Although GHOSTBUSTERS requires a team effort to thwart the bad forces attacking the city, it’s really Murray’s film despite being written by Aykroyd and Ramis. His performance drips with insincerity, and much of the film’s humor flows from how unserious he is about the apparition invasion. Murray gives the sense that Venkman is in this parapsychology racket because it gets him close to highly suggestible women. His flippant attitude cancels whatever threats the ghosts, demons, or government officials might raise.

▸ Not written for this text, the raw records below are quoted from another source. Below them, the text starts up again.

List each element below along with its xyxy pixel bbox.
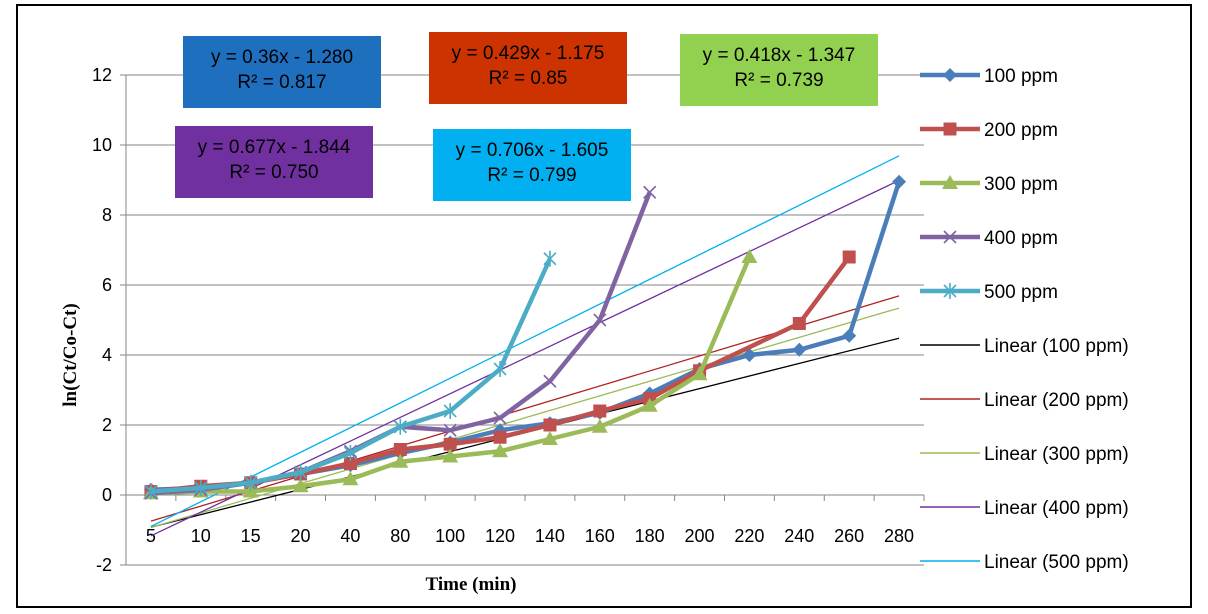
legend-marker-500-ppm — [943, 283, 957, 299]
equation-400ppm: y = 0.677x - 1.844 — [197, 137, 351, 158]
point-400-ppm-180 — [643, 185, 657, 199]
point-200-ppm-140 — [543, 418, 557, 432]
point-500-ppm-120 — [493, 361, 507, 377]
legend-label-300-ppm: 300 ppm — [984, 174, 1058, 195]
equation-box-400ppm: y = 0.677x - 1.844 R² = 0.750 — [175, 126, 373, 198]
r2-200ppm: R² = 0.85 — [488, 68, 568, 89]
x-tick-label-80: 80 — [390, 526, 410, 546]
y-tick-label-2: 2 — [102, 415, 112, 435]
point-200-ppm-160 — [593, 404, 607, 418]
x-tick-label-180: 180 — [635, 526, 665, 546]
legend-label-500-ppm: 500 ppm — [984, 282, 1058, 303]
point-100-ppm-260 — [842, 328, 857, 343]
point-300-ppm-20 — [292, 478, 309, 493]
point-100-ppm-220 — [742, 348, 757, 362]
point-500-ppm-5 — [144, 483, 158, 500]
equation-box-100ppm: y = 0.36x - 1.280 R² = 0.817 — [183, 36, 381, 108]
equation-100ppm: y = 0.36x - 1.280 — [210, 47, 354, 68]
x-tick-label-280: 280 — [884, 526, 914, 546]
point-400-ppm-100 — [443, 423, 457, 437]
x-tick-label-40: 40 — [340, 526, 360, 546]
point-300-ppm-120 — [492, 443, 509, 458]
x-tick-label-140: 140 — [535, 526, 565, 546]
point-200-ppm-240 — [792, 317, 806, 330]
legend-label-400-ppm: 400 ppm — [984, 228, 1058, 249]
point-500-ppm-140 — [543, 250, 557, 267]
legend-label-linear-400-ppm-: Linear (400 ppm) — [984, 498, 1129, 519]
y-tick-label-12: 12 — [92, 65, 112, 85]
point-100-ppm-240 — [792, 342, 807, 357]
y-tick-label-8: 8 — [102, 205, 112, 225]
y-tick-label-6: 6 — [102, 275, 112, 295]
x-tick-label-260: 260 — [834, 526, 864, 546]
equation-box-500ppm: y = 0.706x - 1.605 R² = 0.799 — [433, 129, 631, 201]
point-200-ppm-80 — [393, 443, 407, 456]
point-300-ppm-100 — [442, 448, 459, 463]
point-100-ppm-280 — [892, 174, 907, 189]
r2-100ppm: R² = 0.817 — [237, 72, 327, 93]
x-tick-label-15: 15 — [241, 526, 261, 546]
equation-box-300ppm: y = 0.418x - 1.347 R² = 0.739 — [680, 34, 878, 106]
point-300-ppm-40 — [342, 471, 359, 486]
axes: -2 0 2 4 6 8 10 12 5 10 15 20 40 80 100 120 140 160 180 200… — [92, 65, 925, 575]
equation-box-200ppm: y = 0.429x - 1.175 R² = 0.85 — [429, 32, 627, 104]
equation-200ppm: y = 0.429x - 1.175 — [451, 43, 605, 64]
x-tick-label-220: 220 — [734, 526, 764, 546]
trendline-linear-500-ppm- — [150, 155, 900, 528]
y-tick-label-4: 4 — [102, 345, 112, 365]
point-300-ppm-160 — [591, 418, 608, 433]
equation-300ppm: y = 0.418x - 1.347 — [702, 45, 856, 66]
legend-marker-300-ppm — [942, 175, 958, 189]
x-tick-label-240: 240 — [784, 526, 814, 546]
legend-label-100-ppm: 100 ppm — [984, 66, 1058, 87]
y-tick-label-0: 0 — [102, 485, 112, 505]
r2-500ppm: R² = 0.799 — [487, 165, 577, 186]
point-200-ppm-260 — [842, 250, 856, 264]
legend-label-linear-100-ppm-: Linear (100 ppm) — [984, 336, 1129, 357]
y-axis-title: ln(Ct/Co-Ct) — [60, 303, 81, 406]
point-200-ppm-120 — [493, 430, 507, 444]
x-axis-title: Time (min) — [426, 574, 517, 595]
y-tick-label-10: 10 — [92, 135, 112, 155]
point-300-ppm-220 — [741, 249, 758, 263]
x-tick-label-5: 5 — [146, 526, 156, 546]
r2-400ppm: R² = 0.750 — [229, 162, 319, 183]
point-500-ppm-100 — [443, 403, 457, 419]
x-tick-label-20: 20 — [291, 526, 311, 546]
chart-frame — [16, 4, 1192, 608]
legend-label-linear-300-ppm-: Linear (300 ppm) — [984, 444, 1129, 465]
point-300-ppm-180 — [641, 397, 658, 412]
point-500-ppm-40 — [343, 445, 358, 461]
x-tick-label-10: 10 — [191, 526, 211, 546]
legend-label-linear-500-ppm-: Linear (500 ppm) — [984, 552, 1129, 573]
point-300-ppm-200 — [691, 366, 708, 381]
data-series — [142, 174, 907, 500]
legend-marker-200-ppm — [943, 122, 957, 136]
legend-label-linear-200-ppm-: Linear (200 ppm) — [984, 390, 1129, 411]
point-200-ppm-100 — [443, 437, 457, 451]
point-300-ppm-140 — [541, 431, 558, 445]
r2-300ppm: R² = 0.739 — [734, 70, 824, 91]
point-200-ppm-40 — [343, 457, 357, 470]
point-400-ppm-140 — [543, 374, 557, 388]
x-tick-label-100: 100 — [435, 526, 465, 546]
point-300-ppm-80 — [392, 453, 409, 468]
point-400-ppm-120 — [493, 411, 507, 425]
point-400-ppm-160 — [593, 313, 607, 327]
legend-marker-400-ppm — [943, 230, 957, 244]
legend: 100 ppm 200 ppm 300 ppm 400 ppm 500 ppm Linea… — [920, 66, 1129, 573]
x-tick-label-200: 200 — [685, 526, 715, 546]
x-tick-label-160: 160 — [585, 526, 615, 546]
x-tick-label-120: 120 — [485, 526, 515, 546]
point-500-ppm-20 — [293, 464, 308, 481]
legend-label-200-ppm: 200 ppm — [984, 120, 1058, 141]
equation-500ppm: y = 0.706x - 1.605 — [455, 140, 609, 161]
y-tick-label--2: -2 — [96, 555, 112, 575]
point-500-ppm-15 — [244, 474, 258, 491]
point-500-ppm-10 — [194, 480, 208, 496]
point-500-ppm-80 — [393, 418, 407, 435]
legend-marker-100-ppm — [943, 68, 957, 82]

Each of the other Ghostbusters fails to be developed beyond his defining quality. Aykroyd is the fast-talking enthusiast. Ramis fills the role of the bookish Ghostbuster who designs their tools of the trade. Ernie Hudson’s Winston Zeddmore brings a religious perspective to the happenings, although with as little as Ray and Egon are showcased, it’s curious that GHOSTBUSTERS needed to add another paranormal investigator to take on the workload.
GHOSTBUSTERS provides a few jolts to confirm that the heroes are facing credible antagonists, but even those moments reside within the playful tone director Ivan Reitman maintains. The Stay-Puft Marshmallow Man epitomizes the mixture of comedic scares the film strives to achieve. GHOSTBUSTERS’ most enduring image is an absurd comic variation on Godzilla and King Kong. The damage he wreaks is real, yet this cuddly manifestation of evil looks too silly to be anything but funny. The greatest weapon in GHOSTBUSTERS is the ability to shrug off all sorts of supernatural terrors with a few well-placed jokes.